In 1872, Colombia’s currency situation was characterized by profound disorder and regional fragmentation, a direct legacy of the political instability following the dissolution of Gran Colombia. The country operated without a unified national currency; instead, a chaotic mix of foreign and domestic coins circulated. These included Spanish colonial doubloons, Peruvian pesos, Bolivian coins, and French francs, alongside various privately issued banknotes from nascent commercial banks. The lack of a central mint or banking authority meant exchange rates fluctuated wildly between regions and even towns, severely hampering domestic trade and economic calculation.
This monetary anarchy was exacerbated by the federalist system established by the 1863 Constitution of Rionegro, which granted sovereign states extensive powers, including the right to charter banks and authorize paper money.
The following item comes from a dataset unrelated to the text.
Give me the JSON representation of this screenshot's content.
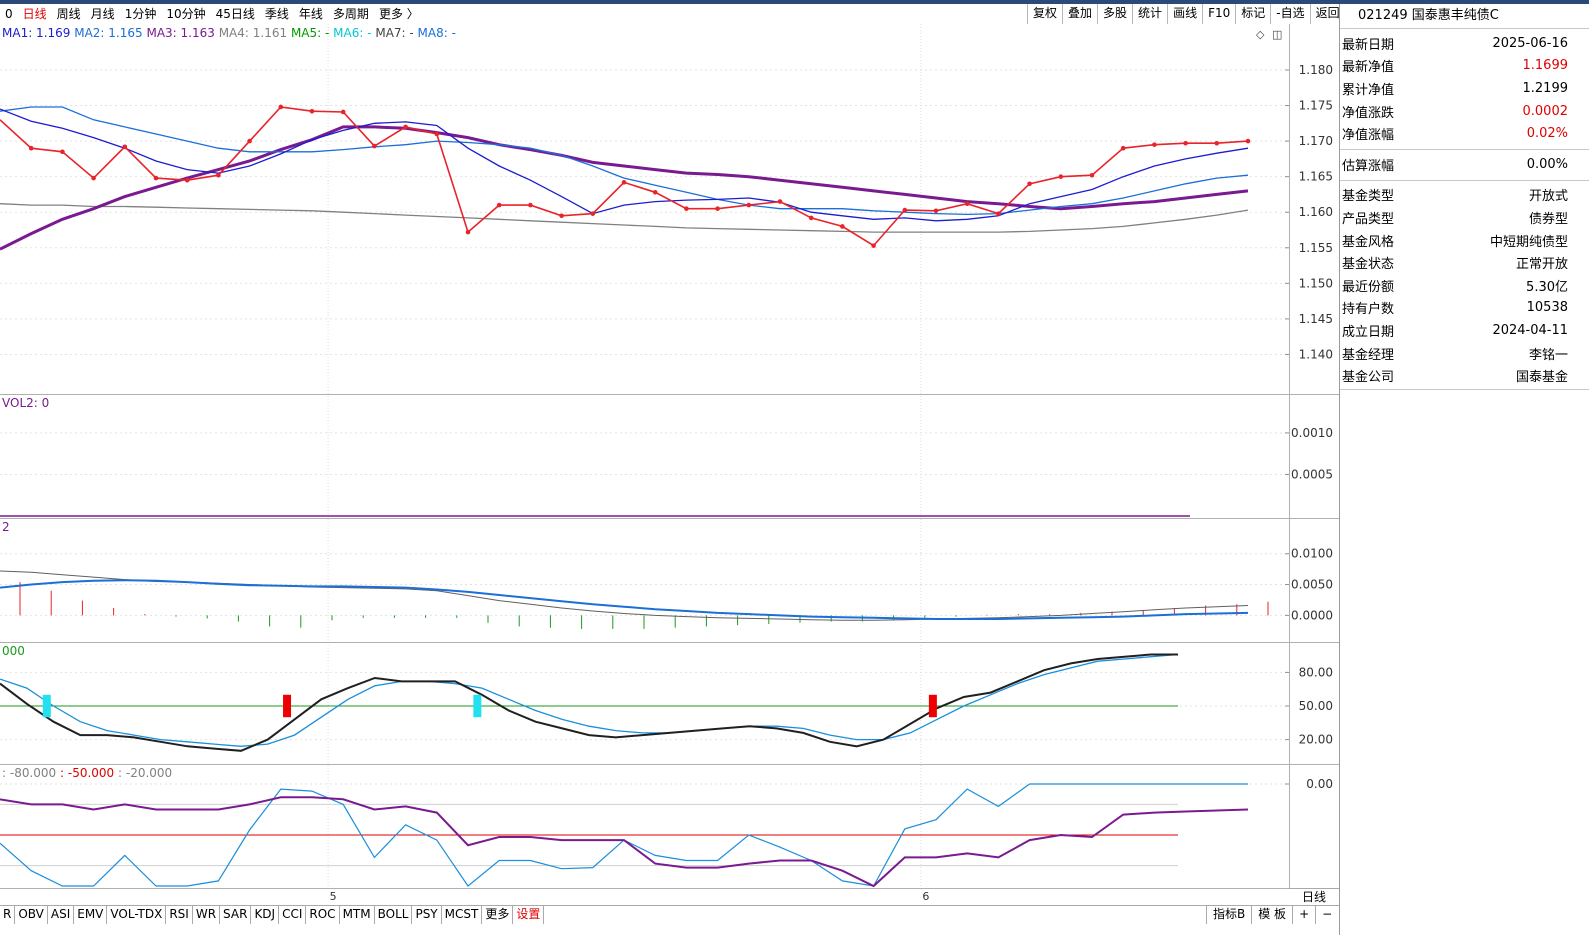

Consequently, multiple state-affiliated and private banks issued their own
billetes (banknotes) with varying degrees of convertibility and security. The value of these notes was highly speculative, often depreciating rapidly and leading to frequent public distrust and rejection. The national government, weak and financially strained, had little power to impose monetary discipline or a standard currency across the disparate states.
The year 1872 fell within a period of attempted, but ultimately faltering, reform. Efforts were underway to establish a national bank and create a uniform currency, a push that would culminate in 1880 with the creation of the Banco Nacional and the introduction of the
peso as the official currency. However, in 1872, these reforms were still in their formative stages, and the economy remained mired in complexity. The monetary confusion of this era reflected the broader challenges of nation-building in 19th-century Colombia, where political fragmentation directly undermined economic cohesion and stability.